The assessee (amalgamated Company) amalgamated with a Company by name SKUPL (amalgamating Company) as per the order of the Calcutta High Court in 2004. The Assessee Company (Unique International (P) Ltd.) had set off the brought forward loss of the amalgamating company in the year under consideration. The Assessing officer was of the view that in order to accept the claim of the assessee company, the condition that must be satisfied is that, amalgamating company should have been engaged in the business in which the accumulated loss occurred or depreciation remained unabsorbed for 3 or more years. Since the date of incorporation of amalgamating company was 13-9-2001 and it was only in the process of setting up plant upto 31-2-2001, the claim of the assessee company was not to be allowed.
On appeal to the Commissioner of Income Tax ( Appeals) [CIT (A)], the CIT (A) allowed the claimed of the Assessee Company for the reason that that the amalgamating Company was in the process of setting up a plant for manufacturing Ball Pin tips during the first year itself and also taking into consideration that the amalgamating Company was engaged in the said business for more than 3 previous years, the relevant condition to claim was duly satisfied. The Tribunal, however, held that the phrase used ‘three or more years’ as appearing in Section 72A cannot be interpreted to mean ‘three or more previous years’. For this purpose, the Tribunal referred to the General clauses Act which defines the term ‘year’ to mean calendar year reckoned according to the British calendar.
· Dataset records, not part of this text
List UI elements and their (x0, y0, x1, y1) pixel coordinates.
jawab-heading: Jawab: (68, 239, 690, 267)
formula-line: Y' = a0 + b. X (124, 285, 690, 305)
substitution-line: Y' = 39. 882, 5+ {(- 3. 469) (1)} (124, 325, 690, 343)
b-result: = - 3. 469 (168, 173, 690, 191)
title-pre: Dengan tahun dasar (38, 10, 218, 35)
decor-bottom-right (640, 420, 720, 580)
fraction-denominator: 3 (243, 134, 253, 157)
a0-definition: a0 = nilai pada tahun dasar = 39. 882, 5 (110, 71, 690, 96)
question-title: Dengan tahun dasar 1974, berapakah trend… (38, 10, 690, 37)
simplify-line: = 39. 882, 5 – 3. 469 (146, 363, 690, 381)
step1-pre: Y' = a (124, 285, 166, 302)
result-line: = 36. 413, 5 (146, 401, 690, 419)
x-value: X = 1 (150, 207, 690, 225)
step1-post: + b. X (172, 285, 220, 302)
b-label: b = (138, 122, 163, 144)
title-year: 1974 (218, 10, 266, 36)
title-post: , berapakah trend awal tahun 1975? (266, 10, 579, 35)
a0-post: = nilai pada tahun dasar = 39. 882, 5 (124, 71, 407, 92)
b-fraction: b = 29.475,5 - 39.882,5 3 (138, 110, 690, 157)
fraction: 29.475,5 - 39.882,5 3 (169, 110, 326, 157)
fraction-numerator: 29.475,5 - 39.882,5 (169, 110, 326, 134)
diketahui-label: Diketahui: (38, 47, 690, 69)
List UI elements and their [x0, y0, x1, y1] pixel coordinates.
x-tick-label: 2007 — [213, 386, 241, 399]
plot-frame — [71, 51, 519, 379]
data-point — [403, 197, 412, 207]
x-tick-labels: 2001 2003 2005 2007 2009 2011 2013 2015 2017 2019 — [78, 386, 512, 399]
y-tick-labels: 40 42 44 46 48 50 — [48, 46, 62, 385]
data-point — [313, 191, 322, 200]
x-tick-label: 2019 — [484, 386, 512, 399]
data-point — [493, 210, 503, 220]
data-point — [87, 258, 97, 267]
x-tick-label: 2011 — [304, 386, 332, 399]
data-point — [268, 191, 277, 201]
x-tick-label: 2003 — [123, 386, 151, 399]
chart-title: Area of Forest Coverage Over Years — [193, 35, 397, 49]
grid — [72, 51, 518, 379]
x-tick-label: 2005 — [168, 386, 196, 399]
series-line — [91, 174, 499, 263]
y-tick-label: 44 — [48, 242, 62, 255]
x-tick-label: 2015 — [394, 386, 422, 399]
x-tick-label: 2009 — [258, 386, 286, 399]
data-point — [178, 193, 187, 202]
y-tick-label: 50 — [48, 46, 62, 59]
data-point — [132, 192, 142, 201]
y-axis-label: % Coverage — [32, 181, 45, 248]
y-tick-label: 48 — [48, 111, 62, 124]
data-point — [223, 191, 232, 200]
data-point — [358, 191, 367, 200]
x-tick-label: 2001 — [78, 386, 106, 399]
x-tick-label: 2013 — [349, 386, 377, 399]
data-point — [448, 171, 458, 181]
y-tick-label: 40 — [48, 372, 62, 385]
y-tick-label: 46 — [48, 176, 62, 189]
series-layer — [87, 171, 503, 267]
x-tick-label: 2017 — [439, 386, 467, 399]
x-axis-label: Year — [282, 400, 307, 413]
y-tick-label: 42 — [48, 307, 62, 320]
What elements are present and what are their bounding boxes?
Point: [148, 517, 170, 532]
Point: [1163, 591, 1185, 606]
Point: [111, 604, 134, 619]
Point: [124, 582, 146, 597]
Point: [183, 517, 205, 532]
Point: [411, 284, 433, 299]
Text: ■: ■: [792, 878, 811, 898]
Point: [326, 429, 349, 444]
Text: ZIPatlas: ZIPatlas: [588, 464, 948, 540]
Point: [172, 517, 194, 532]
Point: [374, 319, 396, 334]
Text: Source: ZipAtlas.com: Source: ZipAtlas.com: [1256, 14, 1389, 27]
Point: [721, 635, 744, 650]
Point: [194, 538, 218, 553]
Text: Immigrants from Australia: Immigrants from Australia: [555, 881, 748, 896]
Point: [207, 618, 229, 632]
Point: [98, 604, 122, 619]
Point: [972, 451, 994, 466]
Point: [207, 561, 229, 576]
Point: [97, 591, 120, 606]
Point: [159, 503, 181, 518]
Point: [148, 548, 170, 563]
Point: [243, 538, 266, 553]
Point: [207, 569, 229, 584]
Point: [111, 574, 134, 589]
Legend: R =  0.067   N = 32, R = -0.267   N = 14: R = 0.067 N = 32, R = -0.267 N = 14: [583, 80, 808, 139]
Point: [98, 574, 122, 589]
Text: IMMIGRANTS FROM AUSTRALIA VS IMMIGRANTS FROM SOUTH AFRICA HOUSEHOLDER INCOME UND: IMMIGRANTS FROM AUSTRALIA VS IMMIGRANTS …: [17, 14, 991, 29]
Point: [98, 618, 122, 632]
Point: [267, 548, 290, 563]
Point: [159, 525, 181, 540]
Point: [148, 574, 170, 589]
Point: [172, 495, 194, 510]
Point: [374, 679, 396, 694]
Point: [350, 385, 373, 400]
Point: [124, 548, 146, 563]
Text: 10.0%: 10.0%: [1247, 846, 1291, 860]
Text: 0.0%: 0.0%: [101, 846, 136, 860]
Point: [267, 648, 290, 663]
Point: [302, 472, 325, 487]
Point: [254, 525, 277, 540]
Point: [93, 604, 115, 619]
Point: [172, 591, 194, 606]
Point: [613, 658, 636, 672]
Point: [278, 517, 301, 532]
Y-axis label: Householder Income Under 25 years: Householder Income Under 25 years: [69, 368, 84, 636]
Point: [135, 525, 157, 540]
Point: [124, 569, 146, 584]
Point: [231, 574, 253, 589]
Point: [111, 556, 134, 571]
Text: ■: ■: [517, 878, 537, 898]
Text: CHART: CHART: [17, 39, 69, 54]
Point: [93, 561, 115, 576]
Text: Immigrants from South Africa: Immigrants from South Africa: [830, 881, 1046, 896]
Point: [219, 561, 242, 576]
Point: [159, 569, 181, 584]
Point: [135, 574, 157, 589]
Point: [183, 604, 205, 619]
The Tribunal held that the word ‘year’ in Section 72A clearly signifies the calendar year and since the amalgamating Company in the present case, was not engaged in the business in which accumulated loss occurred or depreciation remained unabsorbed for three or more calendar years, the assessee company (amalgamated company) was not entitled to claim set off of the brought forward loss of amalgamating company against its income for the year under consideration.